Winery Sommerauer SchlossbergkellereiGoldene Weinblute White
This wine generally goes well with pork, vegetarian or poultry.

Food and wine pairings with Goldene Weinblute White
Pairings that work perfectly with Goldene Weinblute White
Original food and wine pairings with Goldene Weinblute White
The Goldene Weinblute White of Winery Sommerauer Schlossbergkellerei matches generally quite well with dishes of pork, rich fish (salmon, tuna etc) or spicy food such as recipes of beef bourguignon with cookéo, pan-fried salmon with lemon and dill sauce or julienne fillets in coconut milk.
Details and technical informations about Winery Sommerauer Schlossbergkellerei's Goldene Weinblute White.
Discover the grape variety: Riesling
Crystalline, taut whites with vibrant acidity and aromas of citrus, green apple, white flowers, vineyard peach and mineral/petrol notes with age. Made as dry (Trocken, Alsace), off-dry (Kabinett, Spätlese) and sweet (Auslese, Beerenauslese, Trockenbeerenauslese, late harvest). Star of the Moselle, Rheingau, Alsace AOC and Wachau. Also exported to Clare Valley and Finger Lakes.
Last vintages of this wine
The best vintages of Goldene Weinblute White from Winery Sommerauer Schlossbergkellerei are 2019, 0
Informations about the Winery Sommerauer Schlossbergkellerei
The Winery Sommerauer Schlossbergkellerei is one of of the world's great estates. It offers 12 wines for sale in the of Mosel to come and discover on site or to buy online.
The wine region of Mosel
Kingdom of lively, crystalline Riesling: citrus, green apple, gunflint, tangy tension and signature slate minerality. From light, fruity Kabinett to off-dry Spätlese, up to sweet Auslese and Trockenbeerenauslese of rare finesse. Some supple Müller-Thurgau and lively Elbling. Steeply sloped vineyards (up to 65% at the Bremmer Calmont) on blue and grey slate, 5,400 ha of Riesling (61.
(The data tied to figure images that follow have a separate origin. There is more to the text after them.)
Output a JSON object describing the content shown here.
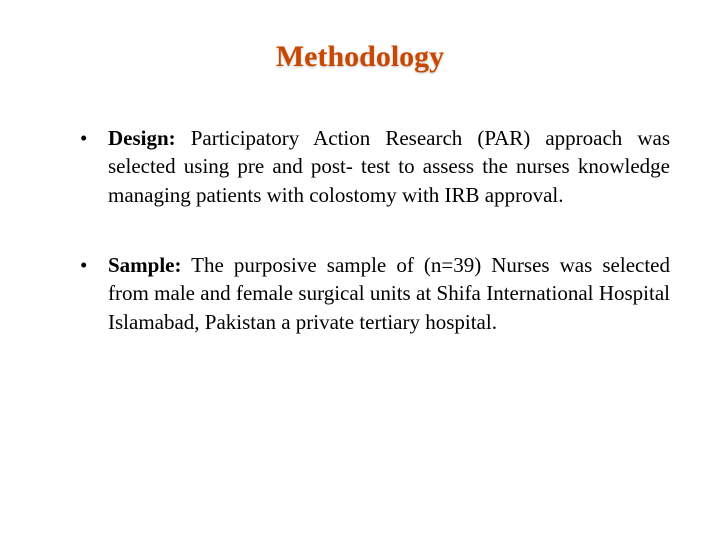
{
  "title": {
    "text": "Methodology",
    "color": "#c94700",
    "fontsize": 30
  },
  "body": {
    "fontsize": 21,
    "line_height": 1.35,
    "text_color": "#000000"
  },
  "bullets": [
    {
      "label": "Design:",
      "text": " Participatory Action Research (PAR) approach was selected using pre and post- test to assess the nurses knowledge managing patients with colostomy with IRB approval."
    },
    {
      "label": "Sample:",
      "text": " The purposive sample of (n=39) Nurses was selected from male and female surgical units  at Shifa International Hospital Islamabad, Pakistan a private tertiary hospital."
    }
  ],
  "background_color": "#ffffff"
}
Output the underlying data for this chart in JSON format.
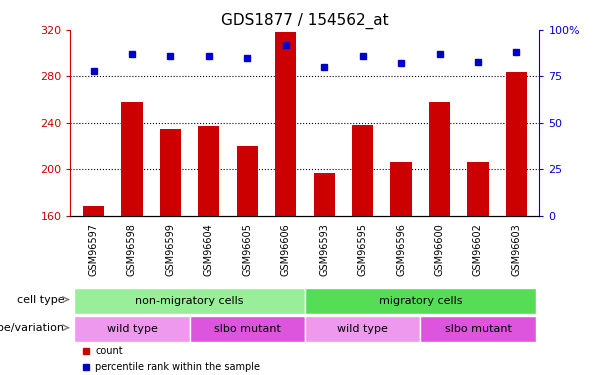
{
  "title": "GDS1877 / 154562_at",
  "samples": [
    "GSM96597",
    "GSM96598",
    "GSM96599",
    "GSM96604",
    "GSM96605",
    "GSM96606",
    "GSM96593",
    "GSM96595",
    "GSM96596",
    "GSM96600",
    "GSM96602",
    "GSM96603"
  ],
  "counts": [
    168,
    258,
    235,
    237,
    220,
    318,
    197,
    238,
    206,
    258,
    206,
    284
  ],
  "percentiles": [
    78,
    87,
    86,
    86,
    85,
    92,
    80,
    86,
    82,
    87,
    83,
    88
  ],
  "ylim_left": [
    160,
    320
  ],
  "ylim_right": [
    0,
    100
  ],
  "yticks_left": [
    160,
    200,
    240,
    280,
    320
  ],
  "yticks_right": [
    0,
    25,
    50,
    75,
    100
  ],
  "bar_color": "#cc0000",
  "dot_color": "#0000cc",
  "cell_type_groups": [
    {
      "label": "non-migratory cells",
      "start": 0,
      "end": 6,
      "color": "#99ee99"
    },
    {
      "label": "migratory cells",
      "start": 6,
      "end": 12,
      "color": "#55dd55"
    }
  ],
  "genotype_groups": [
    {
      "label": "wild type",
      "start": 0,
      "end": 3,
      "color": "#ee99ee"
    },
    {
      "label": "slbo mutant",
      "start": 3,
      "end": 6,
      "color": "#dd55dd"
    },
    {
      "label": "wild type",
      "start": 6,
      "end": 9,
      "color": "#ee99ee"
    },
    {
      "label": "slbo mutant",
      "start": 9,
      "end": 12,
      "color": "#dd55dd"
    }
  ],
  "cell_type_label": "cell type",
  "genotype_label": "genotype/variation",
  "legend_count_label": "count",
  "legend_percentile_label": "percentile rank within the sample",
  "background_color": "#ffffff",
  "title_fontsize": 11,
  "tick_fontsize": 8,
  "label_fontsize": 8,
  "row_fontsize": 8
}
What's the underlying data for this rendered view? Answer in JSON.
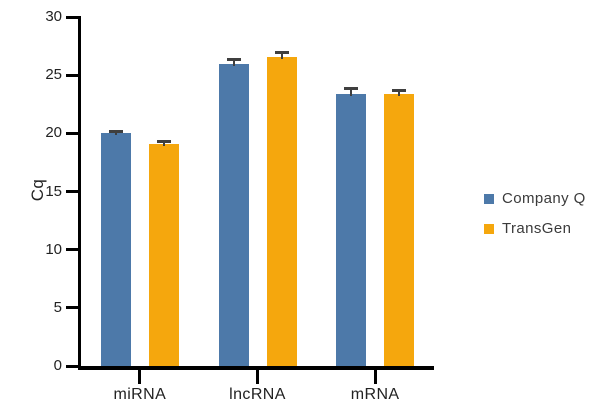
{
  "chart_data": {
    "type": "bar",
    "title": "",
    "xlabel": "",
    "ylabel": "Cq",
    "ylim": [
      0,
      30
    ],
    "yticks": [
      0,
      5,
      10,
      15,
      20,
      25,
      30
    ],
    "categories": [
      "miRNA",
      "lncRNA",
      "mRNA"
    ],
    "series": [
      {
        "name": "Company Q",
        "color": "#4D79A9",
        "values": [
          20.0,
          26.0,
          23.4
        ],
        "errors": [
          0.2,
          0.4,
          0.5
        ]
      },
      {
        "name": "TransGen",
        "color": "#F5A70D",
        "values": [
          19.1,
          26.6,
          23.4
        ],
        "errors": [
          0.2,
          0.4,
          0.35
        ]
      }
    ],
    "legend_position": "right",
    "grid": false,
    "error_bar_color": "#3F3F3F",
    "axis_color": "#000000"
  }
}
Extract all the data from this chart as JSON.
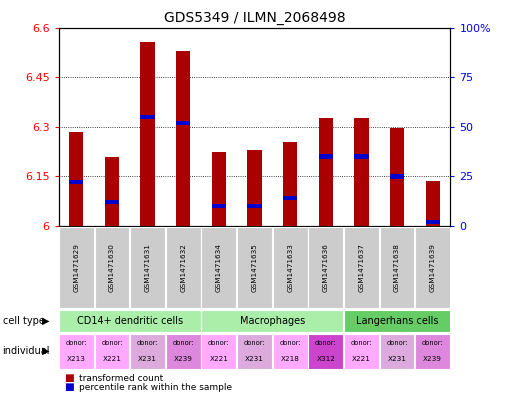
{
  "title": "GDS5349 / ILMN_2068498",
  "samples": [
    "GSM1471629",
    "GSM1471630",
    "GSM1471631",
    "GSM1471632",
    "GSM1471634",
    "GSM1471635",
    "GSM1471633",
    "GSM1471636",
    "GSM1471637",
    "GSM1471638",
    "GSM1471639"
  ],
  "transformed_count": [
    6.285,
    6.21,
    6.555,
    6.53,
    6.225,
    6.23,
    6.255,
    6.325,
    6.325,
    6.295,
    6.135
  ],
  "percentile_rank": [
    22,
    12,
    55,
    52,
    10,
    10,
    14,
    35,
    35,
    25,
    2
  ],
  "ylim_left": [
    6.0,
    6.6
  ],
  "ylim_right": [
    0,
    100
  ],
  "yticks_left": [
    6.0,
    6.15,
    6.3,
    6.45,
    6.6
  ],
  "yticks_right": [
    0,
    25,
    50,
    75,
    100
  ],
  "ytick_labels_left": [
    "6",
    "6.15",
    "6.3",
    "6.45",
    "6.6"
  ],
  "ytick_labels_right": [
    "0",
    "25",
    "50",
    "75",
    "100%"
  ],
  "cell_groups": [
    {
      "label": "CD14+ dendritic cells",
      "start": 0,
      "end": 3,
      "color": "#aaeeaa"
    },
    {
      "label": "Macrophages",
      "start": 4,
      "end": 7,
      "color": "#aaeeaa"
    },
    {
      "label": "Langerhans cells",
      "start": 8,
      "end": 10,
      "color": "#66cc66"
    }
  ],
  "individuals": [
    "X213",
    "X221",
    "X231",
    "X239",
    "X221",
    "X231",
    "X218",
    "X312",
    "X221",
    "X231",
    "X239"
  ],
  "ind_colors": [
    "#ffaaff",
    "#ffaaff",
    "#ddaadd",
    "#dd88dd",
    "#ffaaff",
    "#ddaadd",
    "#ffaaff",
    "#cc44cc",
    "#ffaaff",
    "#ddaadd",
    "#dd88dd"
  ],
  "bar_color": "#aa0000",
  "dot_color": "#0000cc",
  "sample_bg": "#cccccc",
  "background_color": "#ffffff"
}
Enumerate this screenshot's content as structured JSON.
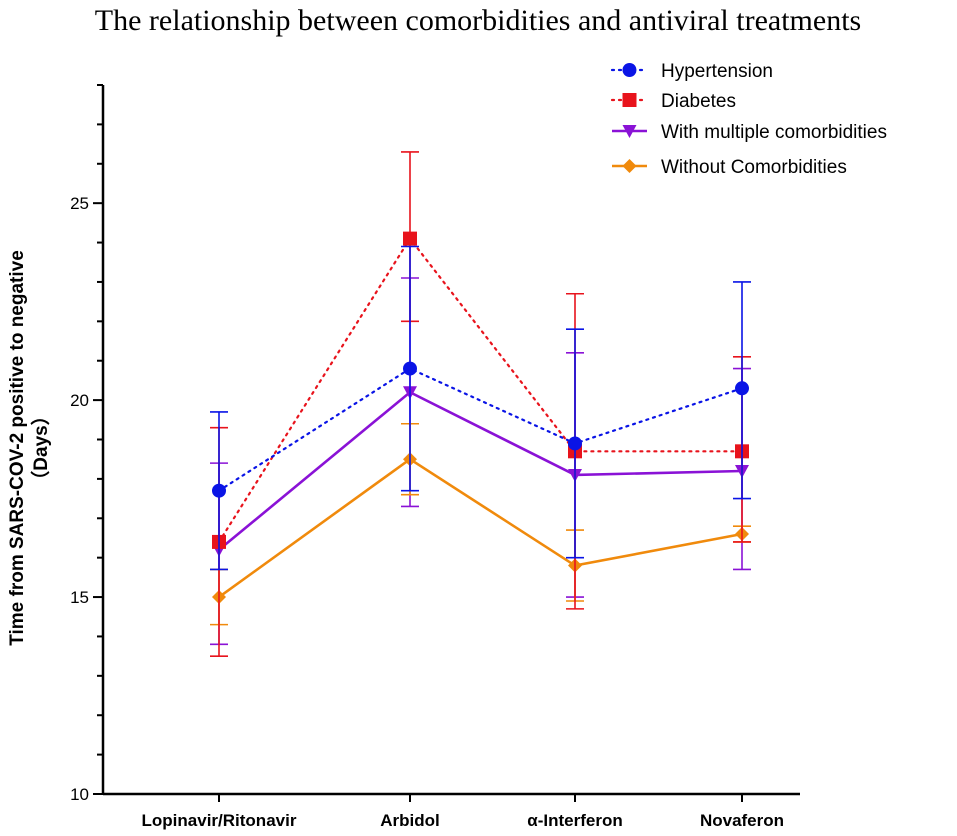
{
  "chart_data": {
    "type": "line",
    "title": "The relationship between comorbidities and antiviral treatments",
    "xlabel": "",
    "ylabel": "Time from SARS-COV-2 positive to negative",
    "ylabel_unit": "（Days）",
    "ylim": [
      10,
      28
    ],
    "yticks": [
      10,
      15,
      20,
      25
    ],
    "categories": [
      "Lopinavir/Ritonavir",
      "Arbidol",
      "α-Interferon",
      "Novaferon"
    ],
    "legend_position": "top-right",
    "series": [
      {
        "name": "Hypertension",
        "color": "#0a14e6",
        "line_style": "dotted",
        "marker": "circle",
        "values": [
          17.7,
          20.8,
          18.9,
          20.3
        ],
        "error_upper": [
          19.7,
          23.9,
          21.8,
          23.0
        ],
        "error_lower": [
          15.7,
          17.7,
          16.0,
          17.5
        ]
      },
      {
        "name": "Diabetes",
        "color": "#e8131c",
        "line_style": "dotted",
        "marker": "square",
        "values": [
          16.4,
          24.1,
          18.7,
          18.7
        ],
        "error_upper": [
          19.3,
          26.3,
          22.7,
          21.1
        ],
        "error_lower": [
          13.5,
          22.0,
          14.7,
          16.4
        ]
      },
      {
        "name": "With multiple comorbidities",
        "color": "#8a12d6",
        "line_style": "solid",
        "marker": "triangle-down",
        "values": [
          16.2,
          20.2,
          18.1,
          18.2
        ],
        "error_upper": [
          18.4,
          23.1,
          21.2,
          20.8
        ],
        "error_lower": [
          13.8,
          17.3,
          15.0,
          15.7
        ]
      },
      {
        "name": "Without Comorbidities",
        "color": "#f08a0c",
        "line_style": "solid",
        "marker": "diamond",
        "values": [
          15.0,
          18.5,
          15.8,
          16.6
        ],
        "error_upper": [
          15.7,
          19.4,
          16.7,
          16.8
        ],
        "error_lower": [
          14.3,
          17.6,
          14.9,
          16.4
        ]
      }
    ]
  }
}
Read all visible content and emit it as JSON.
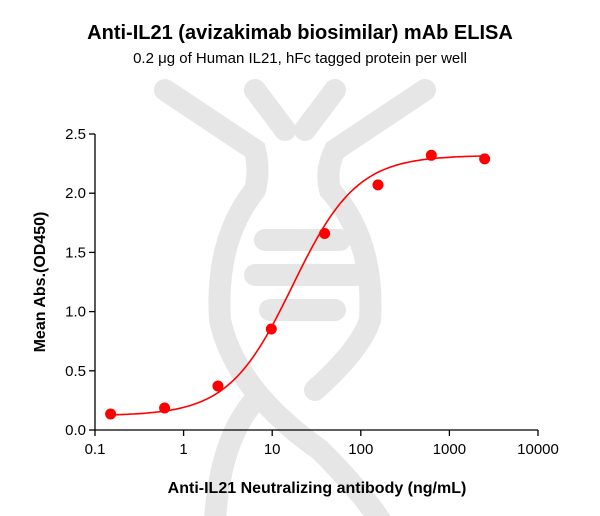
{
  "title": "Anti-IL21 (avizakimab biosimilar) mAb ELISA",
  "subtitle": "0.2 μg of Human IL21, hFc tagged protein per well",
  "colors": {
    "series": "#ff0000",
    "watermark": "#e6e6e6",
    "axis": "#000000"
  },
  "chart_data": {
    "type": "scatter",
    "title": "Anti-IL21 (avizakimab biosimilar) mAb ELISA",
    "subtitle": "0.2 μg of Human IL21, hFc tagged protein per well",
    "xlabel": "Anti-IL21 Neutralizing antibody (ng/mL)",
    "ylabel": "Mean Abs.(OD450)",
    "xscale": "log",
    "xlim": [
      0.1,
      10000
    ],
    "ylim": [
      0.0,
      2.5
    ],
    "xticks": [
      "0.1",
      "1",
      "10",
      "100",
      "1000",
      "10000"
    ],
    "yticks": [
      "0.0",
      "0.5",
      "1.0",
      "1.5",
      "2.0",
      "2.5"
    ],
    "grid": false,
    "legend": null,
    "fit": "4-parameter logistic curve",
    "series": [
      {
        "name": "Anti-IL21 (avizakimab biosimilar)",
        "x": [
          0.15,
          0.61,
          2.44,
          9.77,
          39.06,
          156.25,
          625,
          2500
        ],
        "y": [
          0.135,
          0.186,
          0.372,
          0.853,
          1.66,
          2.07,
          2.32,
          2.29
        ]
      }
    ],
    "fit_params": {
      "bottom": 0.12,
      "top": 2.32,
      "ec50": 17,
      "hill": 1.2
    }
  }
}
The word of the wine: Bâtonnage
A very old technique that has come back into fashion in modern oenology, which consists of shaking the white wine in the barrels at the end of fermentation, or after fermentation, with a stick or a flail, in order to suspend the fine lees composed of yeasts at the end of their activity. This process is sometimes used for red wines.